When the Bubble eventually bursts, of course, tens of thousands of blatantly overleveraged business hiding in that $15.6 trillion of collective business debt will hit the wall.
And then the restructuring and bankruptcy advisory business will boom like never before. The sweeping and brutal “restructuring” plans of 2008-2009 will end up looking like a sunday school picnic as million of workers are shit-canned and hundreds of billions of inventories and allegedly impaired business fixed assets and intangible are heaved overboard.
So if the Fed were a fire department, it could be well and truly said that Powell and his posse are now functioning as arsonists, fueling the very financial infernos that they claim to be forestalling.
Of course, if yesterdays Kerosene Can Caper represented some kind of excruciating trade-off, it would be one thing. But anyone who is paying even half attention recognizes that another 25 or even 75 basis points of lower money market rates will do absolutely nothing for the main street economy or forestall the inevitable impending recession.
That’s because America is at Peak Debt. Full stop.
Lower interest rates will not cause more consumer spending or more business investment; they will only encourage the day-traders and robo-machines on Wall Street to bid the bubble higher and the C-suites to continue their suicidal assault on their own balance sheets via rampant financial engineering.
Since 2007, in fact, the C-suites have cycled upwards of $15 trillion into the stock market to buy back their own shares or take out the stock of M&A acquisition targets. So doing, they have become the overwhelming stock buyer of first resort—meaning they have turned the world of corporate finance upside down.
To wit, the functional reason for tradable equity markets under honest capitalism is to provide a venue for businesses to raise risk capital, not liquidate it!
Yet Wall Street today functions essentially as an equity capital liquidation machine.

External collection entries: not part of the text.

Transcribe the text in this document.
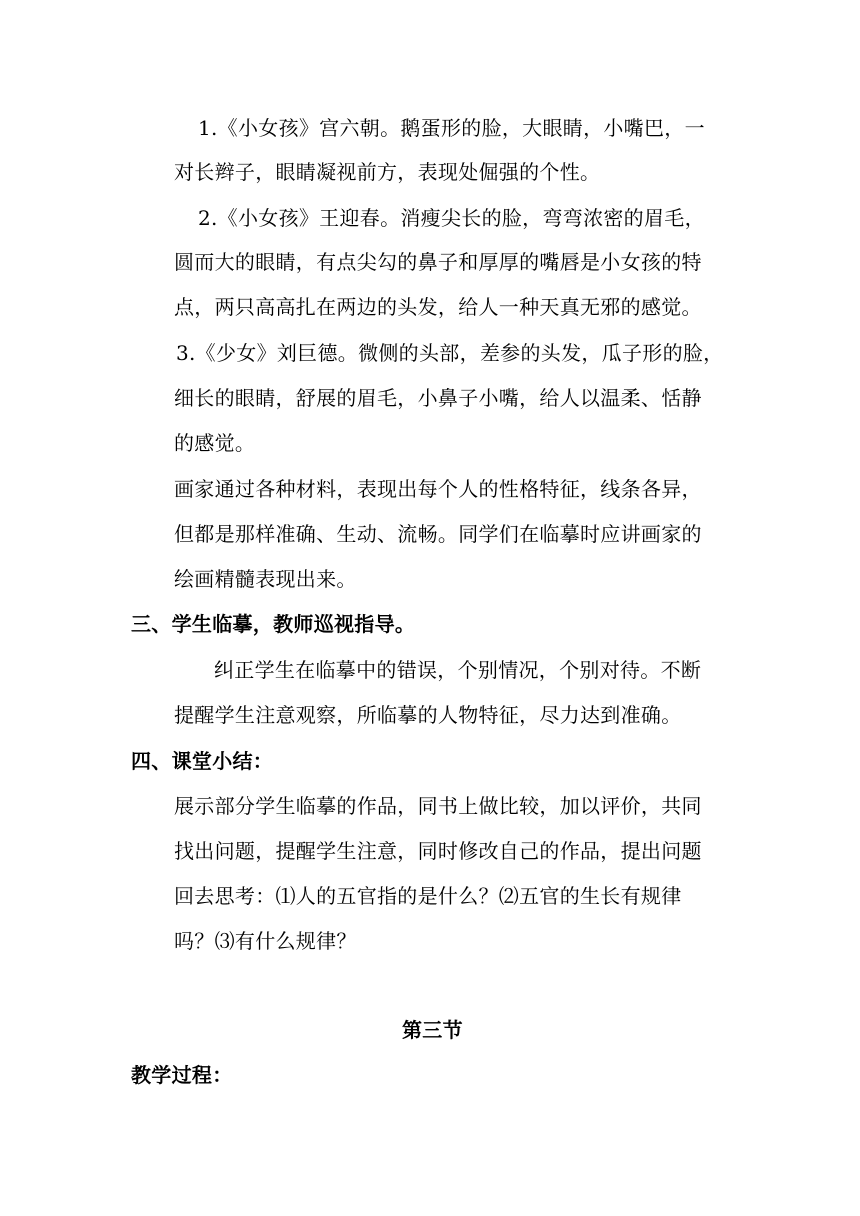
1.《小女孩》宫六朝。鹅蛋形的脸，大眼睛，小嘴巴，一
对长辫子，眼睛凝视前方，表现处倔强的个性。
2.《小女孩》王迎春。消瘦尖长的脸，弯弯浓密的眉毛，
圆而大的眼睛，有点尖勾的鼻子和厚厚的嘴唇是小女孩的特
点，两只高高扎在两边的头发，给人一种天真无邪的感觉。
3.《少女》刘巨德。微侧的头部，差参的头发，瓜子形的脸，
细长的眼睛，舒展的眉毛，小鼻子小嘴，给人以温柔、恬静
的感觉。
画家通过各种材料，表现出每个人的性格特征，线条各异，
但都是那样准确、生动、流畅。同学们在临摹时应讲画家的
绘画精髓表现出来。
三、学生临摹，教师巡视指导。
纠正学生在临摹中的错误，个别情况，个别对待。不断
提醒学生注意观察，所临摹的人物特征，尽力达到准确。
四、课堂小结：
展示部分学生临摹的作品，同书上做比较，加以评价，共同
找出问题，提醒学生注意，同时修改自己的作品，提出问题
回去思考：⑴人的五官指的是什么？⑵五官的生长有规律
吗？⑶有什么规律？
第三节
教学过程：
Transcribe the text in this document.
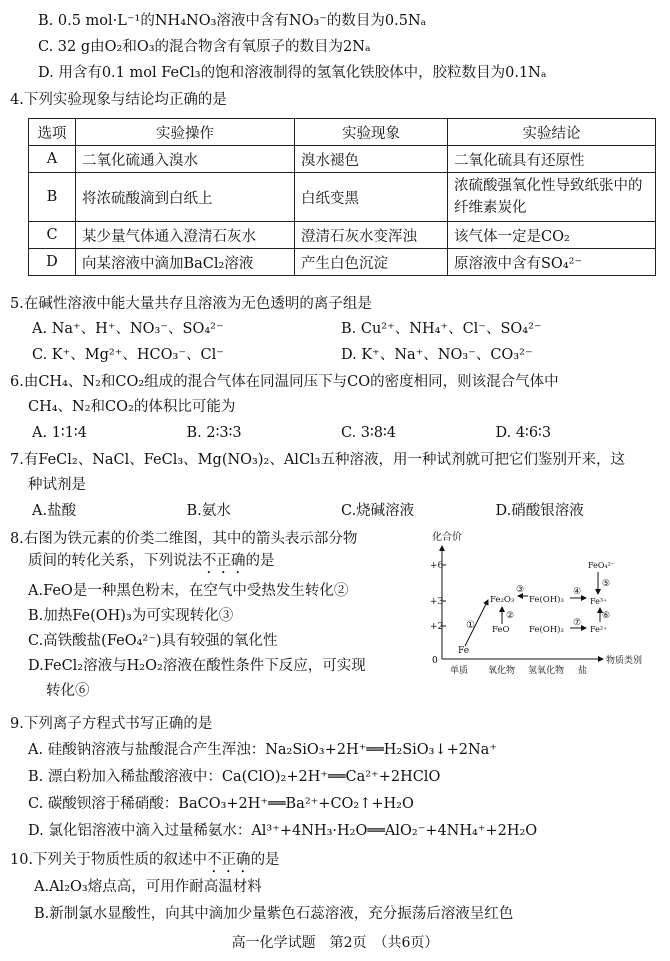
B. 0.5 mol·L⁻¹的NH₄NO₃溶液中含有NO₃⁻的数目为0.5Nₐ
C. 32 g由O₂和O₃的混合物含有氧原子的数目为2Nₐ
D. 用含有0.1 mol FeCl₃的饱和溶液制得的氢氧化铁胶体中，胶粒数目为0.1Nₐ
4.下列实验现象与结论均正确的是
选项	实验操作	实验现象	实验结论
A	二氧化硫通入溴水	溴水褪色	二氧化硫具有还原性
B	将浓硫酸滴到白纸上	白纸变黑	浓硫酸强氧化性导致纸张中的纤维素炭化
C	某少量气体通入澄清石灰水	澄清石灰水变浑浊	该气体一定是CO₂
D	向某溶液中滴加BaCl₂溶液	产生白色沉淀	原溶液中含有SO₄²⁻
5.在碱性溶液中能大量共存且溶液为无色透明的离子组是
A. Na⁺、H⁺、NO₃⁻、SO₄²⁻	B. Cu²⁺、NH₄⁺、Cl⁻、SO₄²⁻
C. K⁺、Mg²⁺、HCO₃⁻、Cl⁻	D. K⁺、Na⁺、NO₃⁻、CO₃²⁻
6.由CH₄、N₂和CO₂组成的混合气体在同温同压下与CO的密度相同，则该混合气体中
CH₄、N₂和CO₂的体积比可能为
A. 1∶1∶4	B. 2∶3∶3	C. 3∶8∶4	D. 4∶6∶3
7.有FeCl₂、NaCl、FeCl₃、Mg(NO₃)₂、AlCl₃五种溶液，用一种试剂就可把它们鉴别开来，这
种试剂是
A.盐酸	B.氨水	C.烧碱溶液	D.硝酸银溶液
8.右图为铁元素的价类二维图，其中的箭头表示部分物
质间的转化关系，下列说法不正确的是
A.FeO是一种黑色粉末，在空气中受热发生转化②
B.加热Fe(OH)₃为可实现转化③
C.高铁酸盐(FeO₄²⁻)具有较强的氧化性
D.FeCl₂溶液与H₂O₂溶液在酸性条件下反应，可实现
转化⑥
化合价
物质类别
+6
+3
+2
0
单质 氧化物 氢氧化物 盐
Fe
Fe₂O₃
FeO
Fe(OH)₃
Fe(OH)₂
FeO₄²⁻
Fe³⁺
Fe²⁺
①
②
③	④
⑤
⑥
⑦
9.下列离子方程式书写正确的是
A. 硅酸钠溶液与盐酸混合产生浑浊：Na₂SiO₃+2H⁺══H₂SiO₃↓+2Na⁺
B. 漂白粉加入稀盐酸溶液中：Ca(ClO)₂+2H⁺══Ca²⁺+2HClO
C. 碳酸钡溶于稀硝酸：BaCO₃+2H⁺══Ba²⁺+CO₂↑+H₂O
D. 氯化铝溶液中滴入过量稀氨水：Al³⁺+4NH₃·H₂O══AlO₂⁻+4NH₄⁺+2H₂O
10.下列关于物质性质的叙述中不正确的是
A.Al₂O₃熔点高，可用作耐高温材料
B.新制氯水显酸性，向其中滴加少量紫色石蕊溶液，充分振荡后溶液呈红色
高一化学试题　第2页　（共6页）
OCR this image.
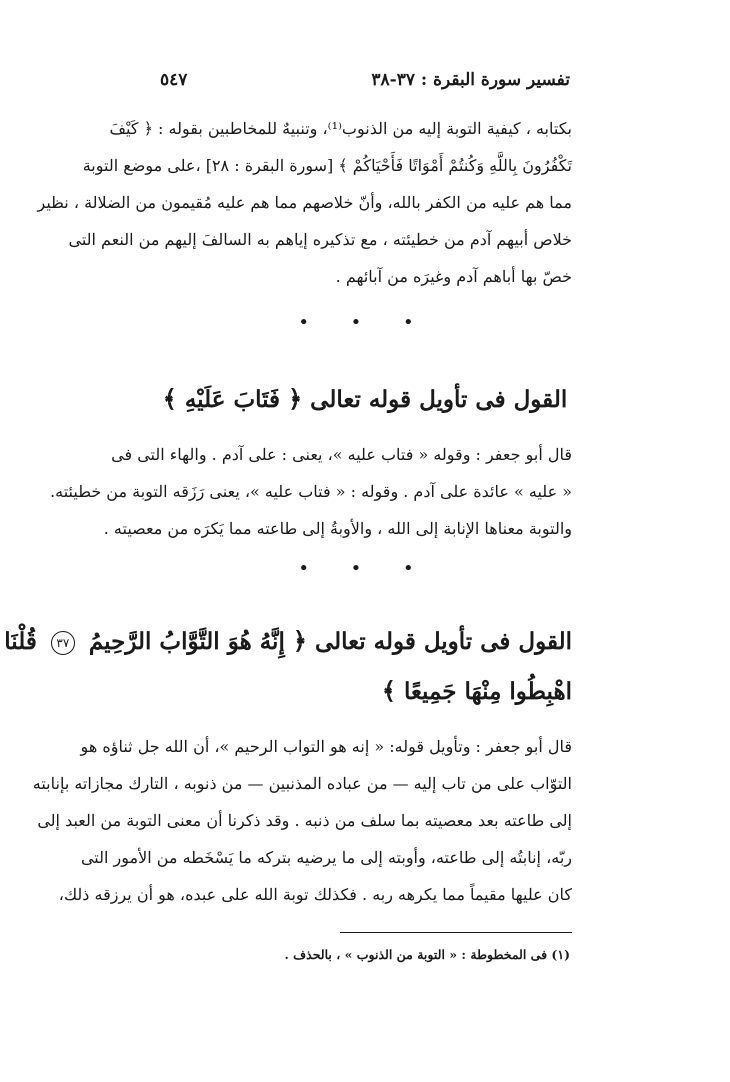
تفسير سورة البقرة : ٣٧-٣٨
٥٤٧
بكتابه ، كيفية التوبة إليه من الذنوب⁽¹⁾، وتنبيهٌ للمخاطبين بقوله : ﴿ كَيْفَ
تَكْفُرُونَ بِاللَّهِ وَكُنتُمْ أَمْوَاتًا فَأَحْيَاكُمْ ﴾ [سورة البقرة : ٢٨] ،على موضع التوبة
مما هم عليه من الكفر بالله، وأنّ خلاصهم مما هم عليه مُقيمون من الضلالة ، نظير
خلاص أبيهم آدم من خطيئته ، مع تذكيره إياهم به السالفَ إليهم من النعم التى
خصّ بها أباهم آدم وغيرَه من آبائهم .
• • •
القول فى تأويل قوله تعالى ﴿ فَتَابَ عَلَيْهِ ﴾
قال أبو جعفر : وقوله « فتاب عليه »، يعنى : على آدم . والهاء التى فى
« عليه » عائدة على آدم . وقوله : « فتاب عليه »، يعنى رَزَقه التوبة من خطيئته.
والتوبة معناها الإنابة إلى الله ، والأوبةُ إلى طاعته مما يَكرَه من معصيته .
• • •
القول فى تأويل قوله تعالى ﴿ إِنَّهُ هُوَ التَّوَّابُ الرَّحِيمُ ٣٧ قُلْنَا
اهْبِطُوا مِنْهَا جَمِيعًا ﴾
قال أبو جعفر : وتأويل قوله: « إنه هو التواب الرحيم »، أن الله جل ثناؤه هو
التوّاب على من تاب إليه — من عباده المذنبين — من ذنوبه ، التارك مجازاته بإنابته
إلى طاعته بعد معصيته بما سلف من ذنبه . وقد ذكرنا أن معنى التوبة من العبد إلى
ربّه، إنابتُه إلى طاعته، وأوبته إلى ما يرضيه بتركه ما يَسْخَطه من الأمور التى
كان عليها مقيماً مما يكرهه ربه . فكذلك توبة الله على عبده، هو أن يرزقه ذلك،
(١) فى المخطوطة : « التوبة من الذنوب » ، بالحذف .
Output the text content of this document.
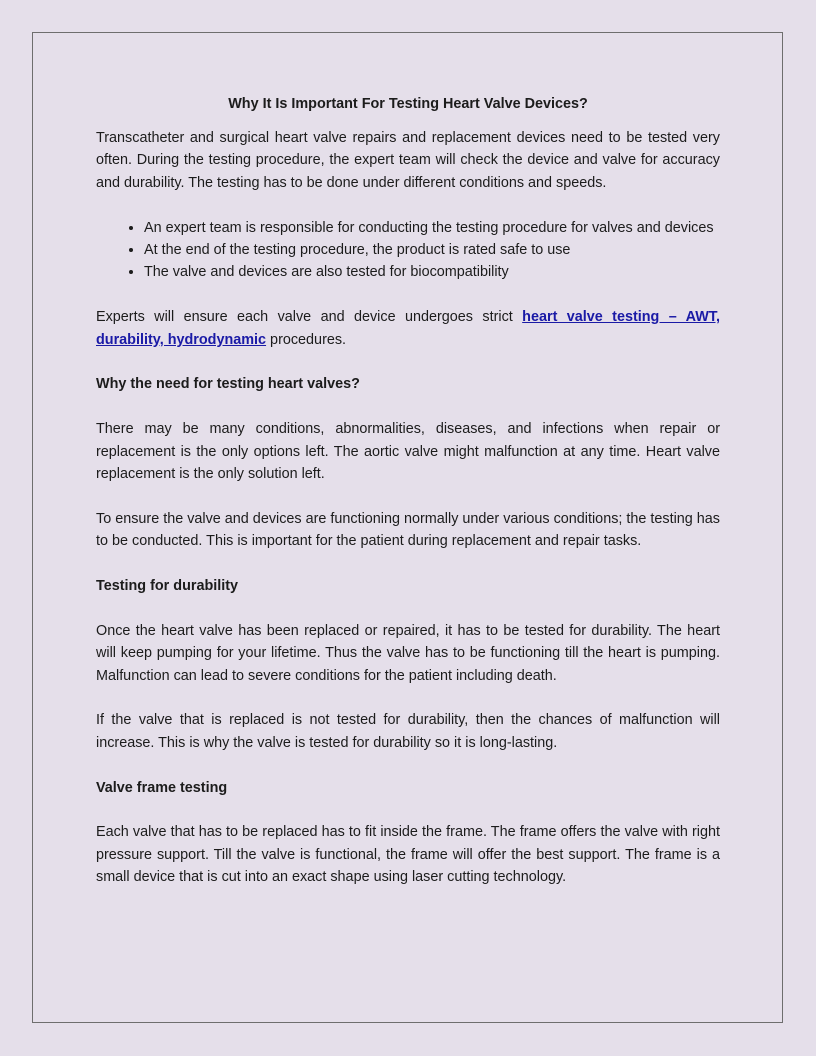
Why It Is Important For Testing Heart Valve Devices?

Transcatheter and surgical heart valve repairs and replacement devices need to be tested very often. During the testing procedure, the expert team will check the device and valve for accuracy and durability. The testing has to be done under different conditions and speeds.

• An expert team is responsible for conducting the testing procedure for valves and devices
• At the end of the testing procedure, the product is rated safe to use
• The valve and devices are also tested for biocompatibility

Experts will ensure each valve and device undergoes strict heart valve testing – AWT, durability, hydrodynamic procedures.

Why the need for testing heart valves?

There may be many conditions, abnormalities, diseases, and infections when repair or replacement is the only options left. The aortic valve might malfunction at any time. Heart valve replacement is the only solution left.

To ensure the valve and devices are functioning normally under various conditions; the testing has to be conducted. This is important for the patient during replacement and repair tasks.

Testing for durability

Once the heart valve has been replaced or repaired, it has to be tested for durability. The heart will keep pumping for your lifetime. Thus the valve has to be functioning till the heart is pumping. Malfunction can lead to severe conditions for the patient including death.

If the valve that is replaced is not tested for durability, then the chances of malfunction will increase. This is why the valve is tested for durability so it is long-lasting.

Valve frame testing

Each valve that has to be replaced has to fit inside the frame. The frame offers the valve with right pressure support. Till the valve is functional, the frame will offer the best support. The frame is a small device that is cut into an exact shape using laser cutting technology.
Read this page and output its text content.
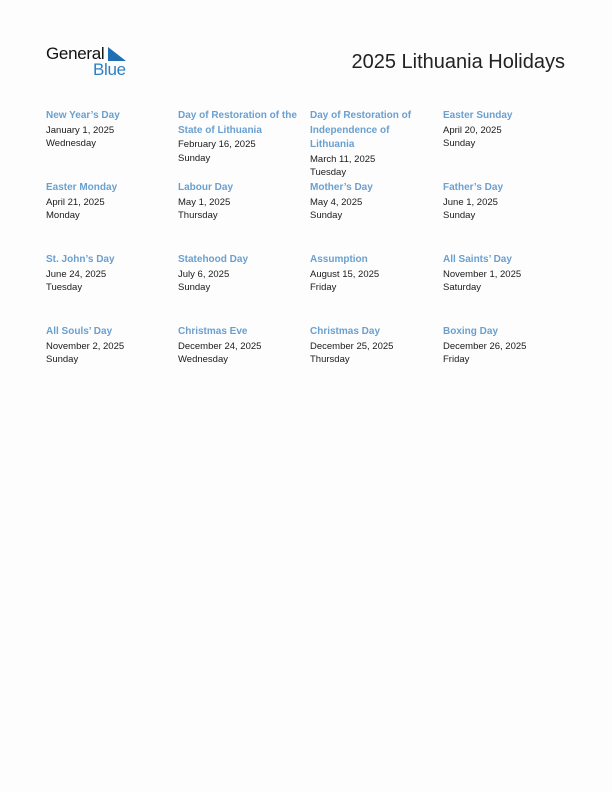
General
Blue	2025 Lithuania Holidays
New Year’s Day
January 1, 2025
Wednesday
Day of Restoration of the State of Lithuania
February 16, 2025
Sunday
Day of Restoration of Independence of Lithuania
March 11, 2025
Tuesday
Easter Sunday
April 20, 2025
Sunday
Easter Monday
April 21, 2025
Monday
Labour Day
May 1, 2025
Thursday
Mother’s Day
May 4, 2025
Sunday
Father’s Day
June 1, 2025
Sunday
St. John’s Day
June 24, 2025
Tuesday
Statehood Day
July 6, 2025
Sunday
Assumption
August 15, 2025
Friday
All Saints’ Day
November 1, 2025
Saturday
All Souls’ Day
November 2, 2025
Sunday
Christmas Eve
December 24, 2025
Wednesday
Christmas Day
December 25, 2025
Thursday
Boxing Day
December 26, 2025
Friday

After the early days of Morning In America in 1982-83, in fact, there has been a continuous net liquidation of equity capital in the corporate sector, which totaled $506 billion last year, and more than $3.8 trillion since the current so-called “recovery” incepted in 2010.
How in the world, therefore, can Powell and his Fed heads not recognize that cheap debt is the means for corporate equity liquidation and soaring stock bubbles are the incentive that cause C-suites to indulge in feckless financial engineering games, which end up eating their own seed corn?
Likewise, it doesn’t take much investigation to realize that the household sector is tapped out, and that marginally lower interest rates will not do a thing to goose spending and growth. To that end, we examined the figures for total household debt, which has now reached $15.6 trillion, but stripped out the $1.6 trillion of student loans now outstanding.
After all, student loans are a government entitlement—-the demand for which has nothing to do with interest rates, since student don’t have to pay a dime anyway so long as they stayed enrolled in something—even basket weaving classes.
What we found is that during the 1990:2 to 2000:4 business cycle, household debt ex-student loans rose by 7.5% per annum in response to the Fed’s easy money stimulus. Similarly, during the 2000:4 to 2007:4 housing and credit boom cycle, household debt ex-student loans soared by 9.5% per annum.
At that point, however, the household sector came hard upon Peak Debt with non-student debt hitting $13.7 trillion. Yet here we are 135 months later and the figure has crept up by only $400 billion to $14.1 trillion.
That is to say, the Fed has been pushing on some kind of wet noddle!
Household debt ex-student loans has grown at only 0.25% per annum—notwithstanding massive interest rate suppression during the interest 11 years.
So anyone thinking at all—rather than just intoning the Keynesian catechisms……would say don’t fuel the bubble even more because still lower rates will only make it more unstable and dangerous.
For crying out loud, it truly does take some kind of colossal empty suit not to see that.